Gout is the most common type of inflammatory arthritis in men over 40 years old. Gout is also a more common form of arthritis in women who have gone through menopause. Gout is a metabolic condition that results in the inability to maintain normal levels (SUA) of serum uric acid. This is due to both excess uric acids from purines (a component of many foods) and inability to excrete enough uric Acid to maintain normal blood levels. This material builds up in the joints and other organs, such as the kidneys. Monosodium urate is the most common form of deposits.

Gout Attacks

Gout attacks can occur when a certain point is reached. Gout treatment involves managing acute attacks and controlling high levels of serum uric acids. Recurrent attacks and progression can be prevented by a program that lowers SUA. Three steps are required to treat the disease with medication. The first step is to “break” the acute attack using colchicine, nonsteroidal-anti-inflammatory drugs or glucocorticoids. These drugs can be administered intramuscularly, directly into affected joints, or by mouth.

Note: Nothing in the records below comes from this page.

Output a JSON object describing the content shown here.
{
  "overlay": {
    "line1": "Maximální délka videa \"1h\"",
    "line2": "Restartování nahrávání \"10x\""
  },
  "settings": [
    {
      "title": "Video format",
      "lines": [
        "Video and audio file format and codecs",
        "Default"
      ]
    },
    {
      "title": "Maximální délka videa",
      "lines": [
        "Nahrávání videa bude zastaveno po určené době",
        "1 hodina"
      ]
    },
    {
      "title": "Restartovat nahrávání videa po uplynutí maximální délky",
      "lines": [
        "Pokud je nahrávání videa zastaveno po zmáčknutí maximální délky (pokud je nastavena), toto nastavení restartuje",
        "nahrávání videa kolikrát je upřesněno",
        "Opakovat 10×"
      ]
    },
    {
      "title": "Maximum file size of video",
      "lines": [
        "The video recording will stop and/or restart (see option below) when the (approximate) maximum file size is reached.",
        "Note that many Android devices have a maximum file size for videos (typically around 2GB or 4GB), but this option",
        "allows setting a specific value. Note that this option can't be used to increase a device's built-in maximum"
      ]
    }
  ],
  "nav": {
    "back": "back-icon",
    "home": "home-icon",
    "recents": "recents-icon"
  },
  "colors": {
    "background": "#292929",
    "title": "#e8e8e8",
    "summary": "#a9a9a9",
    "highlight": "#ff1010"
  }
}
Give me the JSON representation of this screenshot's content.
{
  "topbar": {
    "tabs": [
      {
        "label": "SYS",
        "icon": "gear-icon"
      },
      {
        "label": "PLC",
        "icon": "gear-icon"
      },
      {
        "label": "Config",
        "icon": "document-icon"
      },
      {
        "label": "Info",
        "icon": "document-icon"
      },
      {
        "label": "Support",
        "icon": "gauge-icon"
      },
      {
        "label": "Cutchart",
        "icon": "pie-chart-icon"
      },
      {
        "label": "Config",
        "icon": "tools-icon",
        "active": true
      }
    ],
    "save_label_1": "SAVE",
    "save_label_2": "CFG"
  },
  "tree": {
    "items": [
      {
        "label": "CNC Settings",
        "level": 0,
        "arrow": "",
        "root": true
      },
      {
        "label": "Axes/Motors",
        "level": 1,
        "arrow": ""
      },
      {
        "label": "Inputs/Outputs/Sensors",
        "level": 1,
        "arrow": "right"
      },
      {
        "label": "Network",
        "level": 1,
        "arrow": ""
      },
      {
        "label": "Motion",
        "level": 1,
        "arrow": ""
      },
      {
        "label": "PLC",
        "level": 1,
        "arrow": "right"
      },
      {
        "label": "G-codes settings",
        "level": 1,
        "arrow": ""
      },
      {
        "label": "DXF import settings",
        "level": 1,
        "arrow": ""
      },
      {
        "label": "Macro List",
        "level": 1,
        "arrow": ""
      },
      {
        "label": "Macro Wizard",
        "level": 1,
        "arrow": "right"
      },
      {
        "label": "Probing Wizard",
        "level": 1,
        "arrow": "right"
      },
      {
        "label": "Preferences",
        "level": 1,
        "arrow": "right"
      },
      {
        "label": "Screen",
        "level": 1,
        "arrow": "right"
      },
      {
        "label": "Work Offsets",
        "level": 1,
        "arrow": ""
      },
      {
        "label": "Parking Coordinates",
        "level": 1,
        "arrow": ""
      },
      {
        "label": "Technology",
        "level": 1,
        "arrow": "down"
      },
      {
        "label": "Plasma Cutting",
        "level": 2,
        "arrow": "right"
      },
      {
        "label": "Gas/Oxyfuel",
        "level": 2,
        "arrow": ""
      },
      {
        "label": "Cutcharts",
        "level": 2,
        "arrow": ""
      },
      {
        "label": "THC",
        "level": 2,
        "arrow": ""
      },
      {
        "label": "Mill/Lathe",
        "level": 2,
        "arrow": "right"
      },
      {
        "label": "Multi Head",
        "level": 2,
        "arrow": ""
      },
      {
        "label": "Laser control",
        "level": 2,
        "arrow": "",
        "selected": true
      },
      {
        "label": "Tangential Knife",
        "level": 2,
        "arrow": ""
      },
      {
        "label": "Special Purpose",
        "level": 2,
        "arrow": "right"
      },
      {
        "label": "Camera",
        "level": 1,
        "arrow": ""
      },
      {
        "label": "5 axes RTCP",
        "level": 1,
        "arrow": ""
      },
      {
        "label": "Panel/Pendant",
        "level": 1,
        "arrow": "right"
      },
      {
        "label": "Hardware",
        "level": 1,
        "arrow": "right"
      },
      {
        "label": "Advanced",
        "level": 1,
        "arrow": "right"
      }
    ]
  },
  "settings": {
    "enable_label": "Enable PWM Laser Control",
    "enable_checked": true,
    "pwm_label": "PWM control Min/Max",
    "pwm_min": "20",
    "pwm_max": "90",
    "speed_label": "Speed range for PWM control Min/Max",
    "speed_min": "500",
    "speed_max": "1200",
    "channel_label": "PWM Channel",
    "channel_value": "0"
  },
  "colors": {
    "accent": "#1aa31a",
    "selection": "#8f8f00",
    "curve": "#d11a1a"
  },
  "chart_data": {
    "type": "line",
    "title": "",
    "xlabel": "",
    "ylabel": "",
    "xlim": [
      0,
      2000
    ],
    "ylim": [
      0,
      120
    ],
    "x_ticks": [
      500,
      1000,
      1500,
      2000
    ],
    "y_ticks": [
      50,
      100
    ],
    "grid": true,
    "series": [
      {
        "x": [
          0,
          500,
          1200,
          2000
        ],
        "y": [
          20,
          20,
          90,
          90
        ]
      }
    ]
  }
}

After the acute attack has been treated, you can focus your attention on lowering SUA. The goal is to keep SUA below 6 mg/Dl. Different medications can lower SUA. Some medications lower the amount of uric acids produced. Other drugs reduce SUA by increasing the amount of uric acid excreted. It is important to know that flare-ups of gout can result from shifts in uric acid when this is initiated.

Mobilization Flares

These are called “mobilization flares.” These flares are preventable. The preferred agents are either low-dose colchicine, or non-steroidal antiinflammatory drugs. For six months, prophylaxis should continue. Lifestyle changes should be made. Avoid foods and drinks high levels of purines. These include red meat, shellfish and alcohol.

Studies have shown that diet alone can reduce SUA by 1 mg/dL. Gout patients are more likely to not adhere to their drug treatment. This is a problem. To ensure a positive outcome, education and follow-up visits are essential. Laboratory monitoring of blood is also important for detecting drug toxicity.